Ah, transience. What an achingly beautiful thing.

I should have enjoyed myself more here in Sydney, gone to more places, ate better food, watched more movies, met more people, took more pictures, found such eagerness for life each day. I had been hoping that I would get from Sydney what I did from Beijing  – of course, now I realize that very few things can actually compare to my time in Beijing. And I’m not idealizing my time there; it’s because I was practically on vacation in Beijing, and my friends and I had massive amounts of time to go out to (a hell lot cheaper) places, learning what you never can from books. We never had to deal with research essays and presentations (like what I’m doing now, and I deal with it by procrastinating). It’s not a lack of feeling here; it’s a lack of time (and money). Sometimes I wonder which is better, having enough time in a cheap, inconvenient place of bad hygiene and being cheated from all sides, or being stuck in a nice, expensive place where everyone and everything disappears into the deadlines.

And perhaps, most importantly, I wasn’t worried of what would come next, when I was in Beijing, because I knew what it was going to be. There’s nothing like a foggy view of the future that makes you feel like drowning in the sea of mediocrity. And believe me, in this field of study I’m in, mediocrity is inexcusable. Sometimes I can’t help thinking that I really made a wrong decision somewhere. Wish I didn’t care so much about not wanting a cog-and-wheel existence.

*end emo alert*

Anyway, back to that research essay.

Let me paint you a picture of words

It’s been raining horribly here in Sydney the last few weeks and the temperature had dropped. At one point you’ll have the blue skies, bright sun combination then the rain comes, just like that. Two days ago, though, I happened to look out my window after a particularly bad soak, and I saw this sight:

rainbow over unsw

I felt incredibly gratified. There’s actually two rainbows there: the very visible one and a bigger arc above it, if you can see. It’s rather faint.

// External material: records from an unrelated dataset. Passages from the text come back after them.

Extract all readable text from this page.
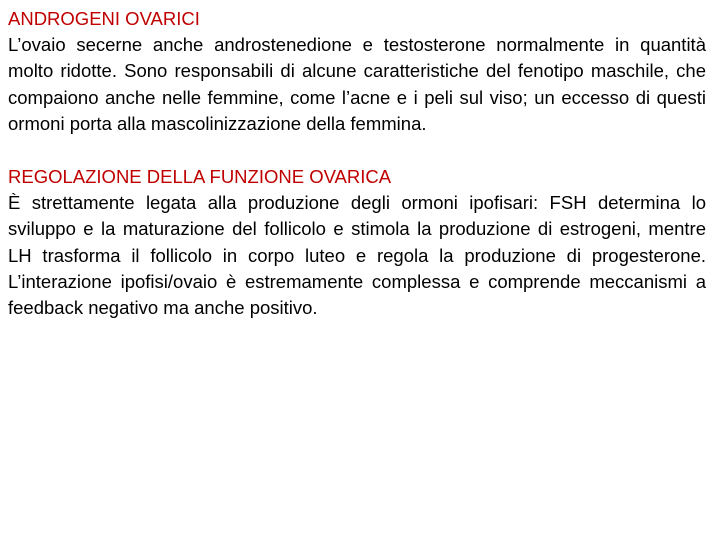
ANDROGENI OVARICI

L’ovaio secerne anche androstenedione e testosterone normalmente in quantità molto ridotte. Sono responsabili di alcune caratteristiche del fenotipo maschile, che compaiono anche nelle femmine, come l’acne e i peli sul viso; un eccesso di questi ormoni porta alla mascolinizzazione della femmina.

REGOLAZIONE DELLA FUNZIONE OVARICA

È strettamente legata alla produzione degli ormoni ipofisari: FSH determina lo sviluppo e la maturazione del follicolo e stimola la produzione di estrogeni, mentre LH trasforma il follicolo in corpo luteo e regola la produzione di progesterone. L’interazione ipofisi/ovaio è estremamente complessa e comprende meccanismi a feedback negativo ma anche positivo.
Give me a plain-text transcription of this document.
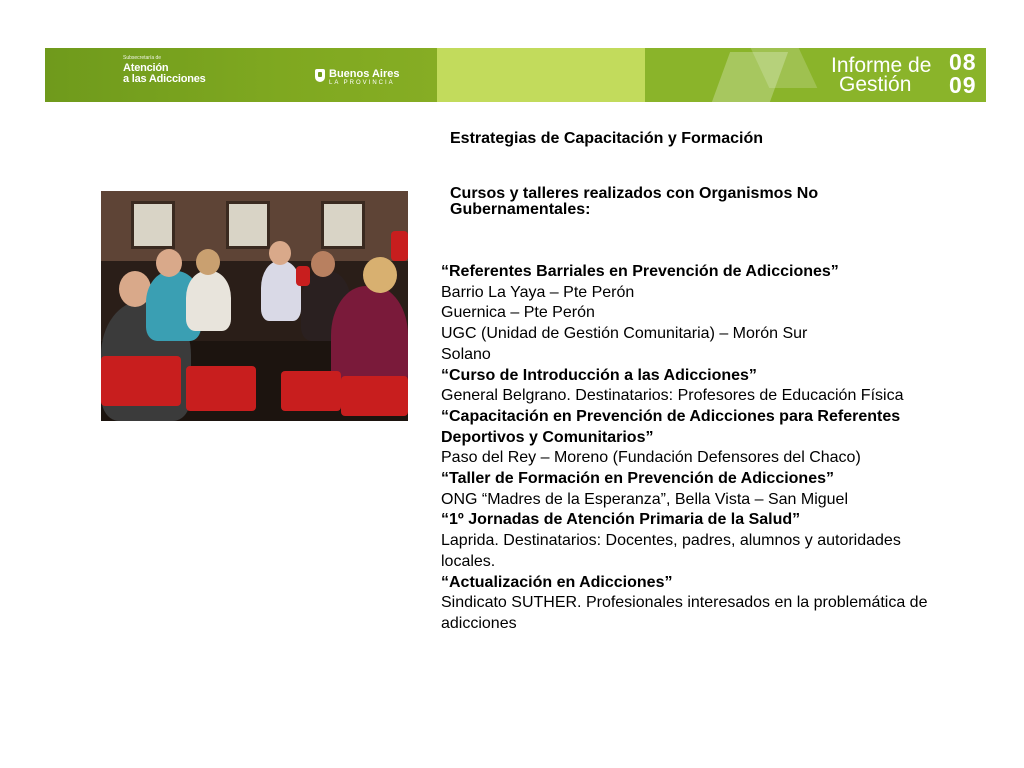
Subsecretaría de
Atención
a las Adicciones	Buenos Aires
LA PROVINCIA
Informe de
Gestión
08
09
Estrategias de Capacitación y Formación
Cursos y talleres realizados con Organismos No Gubernamentales:

“Referentes Barriales en Prevención de Adicciones”

Barrio La Yaya – Pte Perón

Guernica – Pte Perón

UGC (Unidad de Gestión Comunitaria) – Morón Sur

Solano

“Curso de Introducción a las Adicciones”

General Belgrano. Destinatarios: Profesores de Educación Física

“Capacitación en Prevención de Adicciones para Referentes

Deportivos y Comunitarios”

Paso del Rey – Moreno (Fundación Defensores del Chaco)

“Taller de Formación en Prevención de Adicciones”

ONG “Madres de la Esperanza”, Bella Vista – San Miguel

“1º Jornadas de Atención Primaria de la Salud”

Laprida. Destinatarios: Docentes, padres, alumnos y autoridades

locales.

“Actualización en Adicciones”

Sindicato SUTHER. Profesionales interesados en la problemática de

adicciones
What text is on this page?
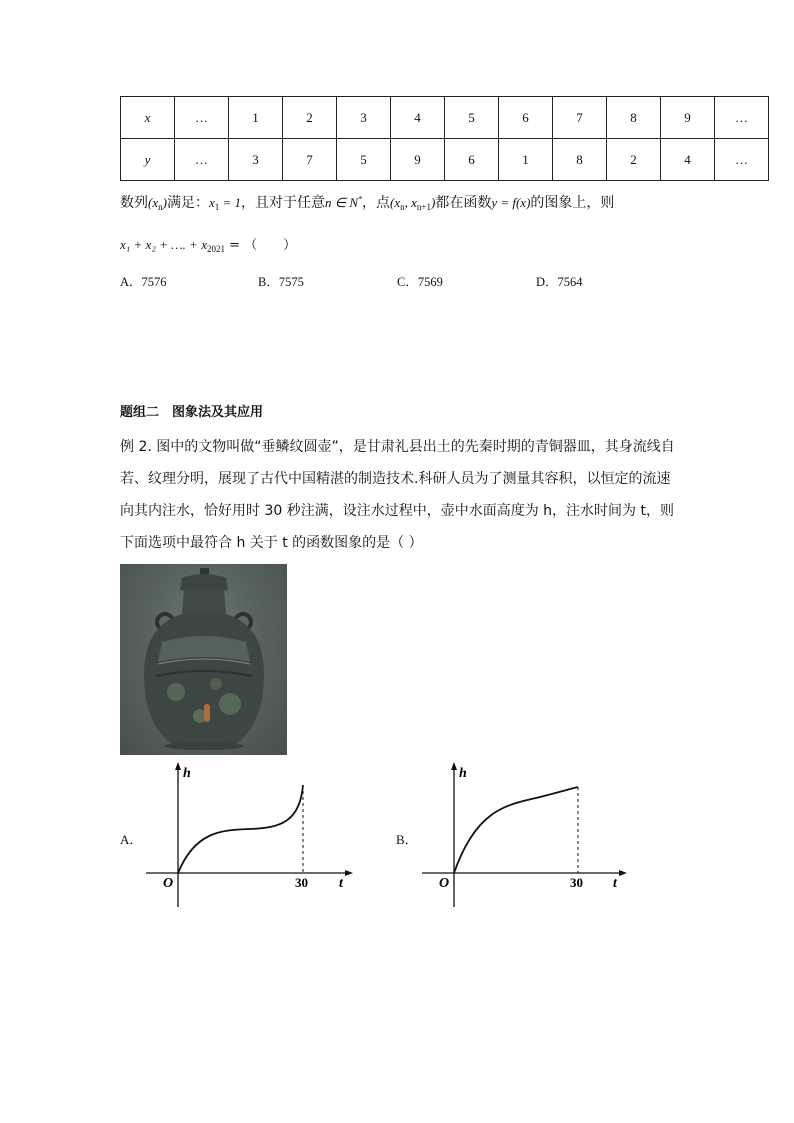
x	…	1	2	3	4	5	6	7	8	9	…
y	…	3	7	5	9	6	1	8	2	4	…
数列$(x_n)$满足：$x_1 = 1$，且对于任意n ∈ N*，点($x_n$, $x_{n+1}$)都在函数y = f(x)的图象上，则
x₁ + x₂ + …. + $x_{2021}$ = （　　）
A．7576	B．7575	C．7569	D．7564
题组二　图象法及其应用
例 2. 图中的文物叫做“垂鳞纹圆壶”，是甘肃礼县出土的先秦时期的青铜器皿，其身流线自
若、纹理分明，展现了古代中国精湛的制造技术.科研人员为了测量其容积，以恒定的流速
向其内注水，恰好用时 30 秒注满，设注水过程中，壶中水面高度为 h，注水时间为 t，则
下面选项中最符合 h 关于 t 的函数图象的是（ ）
A．
h
t
O	30
B．
h
t
O	30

I was reminded of something that happened to me during my first days in Sydney. I was still in the dumps about leaving Beijing then, and I was walking down the road next to the VG back to the College. You can see the road in the picture. It was at night and I was walking alone, pretty lost in a depression that kept throwing me back to memories in Beijing. I was wondering if I could ever get the same sense of belonging in Sydney and if I could live without it after all.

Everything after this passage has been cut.